Il y en avait enfin qui aimaient bien cette petite. Oh non, ce n'était pas de l'affection pour un être humain, juste une satisfaction à avoir une victime supplémentaire à l'orphelinat. Un coup de pied sur sa canne de grand-mère et paf ! elle était par terre. C'en était trop facile. Mais elle ne pleurait même pas. Elle ne sanglotait pas, ne gémissait même pas. Tsss, même un coup de pied dans le tibia ne lui arrachait pas un son. Elle se pliait juste sur elle, les yeux crispés. Et quand on s'éloignait enfin, elle se relevait, se ressaisissait de sa canne et s'en allait dans ce claquement qui deviendrait sa signature avec le temps.
Les professeurs quant à eux la voyaient comme un cas social... comme un autre. Après tout, elle n'était pas la seule muette de l'orphelinat, ni même de sa classe. En art plastique, ses dessins étaient comme ceux des enfants, plus précisément des enfants plus jeunes qu'elle. Des traits indélicats, des contours confus, un coloriage brouillon... Et quand on lui demandait d'aller voir le psychologue de l'orphelinat, elle n'y allait tout simplement pas. On n'insista pas beaucoup. Après tout, elle travaillait bien et était particulièrement douée en mathématiques. Que demander de plus ? De toute façon, elle était trop jeune pour aller où que ce soit, et ici son comportement ne faisait pas plus inquiétant que ça.
Que faisait-elle la nuit ? Nul n'en avait l'idée. En effet, elle prenait soin de fermer sa chambre à clef en permanence, qu'elle y soit ou pas. Et ce n'étaient pas des idiots frappant sur le battant en pleine nuit qui allaient changer quoi que ce soit. D'ailleurs, on n'était même pas sûr qu'elle y restait, dans sa chambre. Elle pouvait aussi bien se promener dans les couloirs voire dehors sans se soucier du règlement.
Cela faisait à présent cinq jours qu'elle était là. Une nouvelle semaine commençait pour elle, la première semaine complète qu'elle passerait dans cet établissement pour enfants surdoués et sans parents. Elle se doutait bien que certains n'étaient pas vraiment orphelins mais avaient seulement été reniés par leurs parents. « Seulement » ? C'étaient là des pensées peu compatissantes. C'étaient là des pensées tout à faire naturelles pour elle qui haïssait Autrui.

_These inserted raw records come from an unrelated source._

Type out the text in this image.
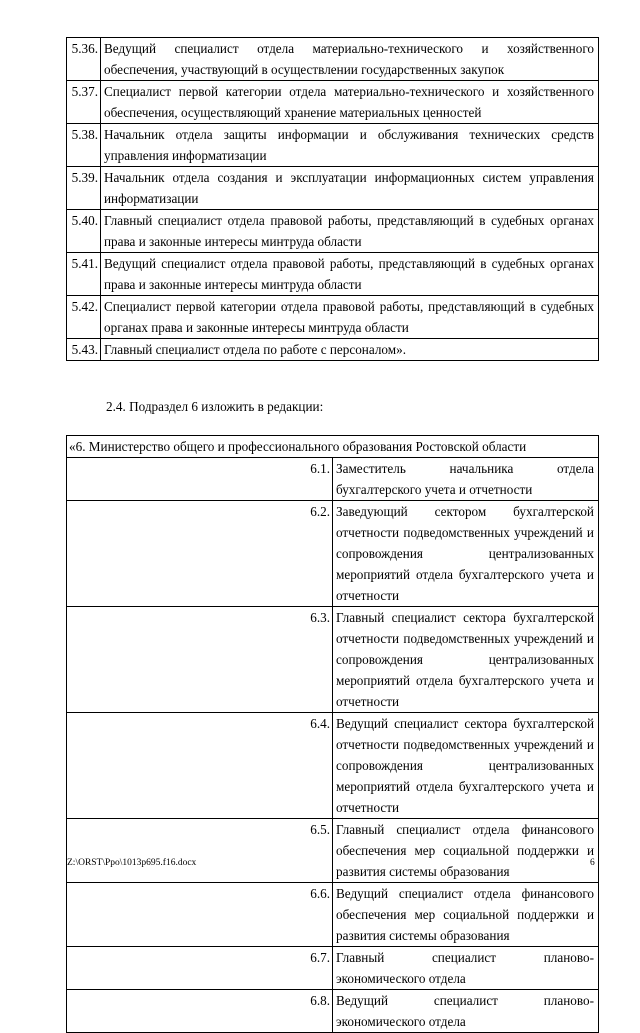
5.36.	Ведущий специалист отдела материально-технического и хозяйственного обеспечения, участвующий в осуществлении государственных закупок
5.37.	Специалист первой категории отдела материально-технического и хозяйственного обеспечения, осуществляющий хранение материальных ценностей
5.38.	Начальник отдела защиты информации и обслуживания технических средств управления информатизации
5.39.	Начальник отдела создания и эксплуатации информационных систем управления информатизации
5.40.	Главный специалист отдела правовой работы, представляющий в судебных органах права и законные интересы минтруда области
5.41.	Ведущий специалист отдела правовой работы, представляющий в судебных органах права и законные интересы минтруда области
5.42.	Специалист первой категории отдела правовой работы, представляющий в судебных органах права и законные интересы минтруда области
5.43.	Главный специалист отдела по работе с персоналом».
2.4. Подраздел 6 изложить в редакции:
«6. Министерство общего и профессионального образования Ростовской области	
6.1.	Заместитель начальника отдела бухгалтерского учета и отчетности
6.2.	Заведующий сектором бухгалтерской отчетности подведомственных учреждений и сопровождения централизованных мероприятий отдела бухгалтерского учета и отчетности
6.3.	Главный специалист сектора бухгалтерской отчетности подведомственных учреждений и сопровождения централизованных мероприятий отдела бухгалтерского учета и отчетности
6.4.	Ведущий специалист сектора бухгалтерской отчетности подведомственных учреждений и сопровождения централизованных мероприятий отдела бухгалтерского учета и отчетности
6.5.	Главный специалист отдела финансового обеспечения мер социальной поддержки и развития системы образования
6.6.	Ведущий специалист отдела финансового обеспечения мер социальной поддержки и развития системы образования
6.7.	Главный специалист планово-экономического отдела
6.8.	Ведущий специалист планово-экономического отдела
Z:\ORST\Ppo\1013p695.f16.docx	6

Lundi, un inconnu parmi tant d'autre accrocha volontairement son pied à sa canne.
Mardi, un groupe de jeunes filles la regarda comme si elle était une arriérée.

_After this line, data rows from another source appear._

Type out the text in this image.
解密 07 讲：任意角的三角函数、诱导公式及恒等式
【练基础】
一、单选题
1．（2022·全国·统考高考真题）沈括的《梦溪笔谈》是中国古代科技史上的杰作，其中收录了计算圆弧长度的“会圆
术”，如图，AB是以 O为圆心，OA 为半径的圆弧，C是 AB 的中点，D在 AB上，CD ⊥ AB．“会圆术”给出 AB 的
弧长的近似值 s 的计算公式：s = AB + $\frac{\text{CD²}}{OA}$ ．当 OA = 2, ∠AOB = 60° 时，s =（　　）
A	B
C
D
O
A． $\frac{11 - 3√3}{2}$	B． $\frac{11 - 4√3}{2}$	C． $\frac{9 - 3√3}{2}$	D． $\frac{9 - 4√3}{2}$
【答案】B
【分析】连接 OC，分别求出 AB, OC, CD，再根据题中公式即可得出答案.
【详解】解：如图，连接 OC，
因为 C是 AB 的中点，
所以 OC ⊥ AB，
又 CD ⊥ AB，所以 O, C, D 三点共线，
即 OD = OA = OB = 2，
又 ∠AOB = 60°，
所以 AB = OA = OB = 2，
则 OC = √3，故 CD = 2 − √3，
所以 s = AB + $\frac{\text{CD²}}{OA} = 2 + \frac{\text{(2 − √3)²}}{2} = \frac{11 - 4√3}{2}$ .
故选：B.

Mercredi, une fille lui tendit la main.
Jeudi, deux jumeaux lui tournèrent autour.
Vendredi, l'alarme sonna. Au loin était apparue une silhouette féminine, une longue chevelure verte et surtout deux yeux d'un doré acéré et inquiétant. Danger. L'enfer n'était pas loin ce jour-là. Non, juste à quelques pas. Un demi-tour puis un retour permit de sécuriser cette distance, mais ce regard était très clair.
A éviter. A tout prix.
Quitte à mourir.
Elle venait de rencontrer la Reine des Enfers.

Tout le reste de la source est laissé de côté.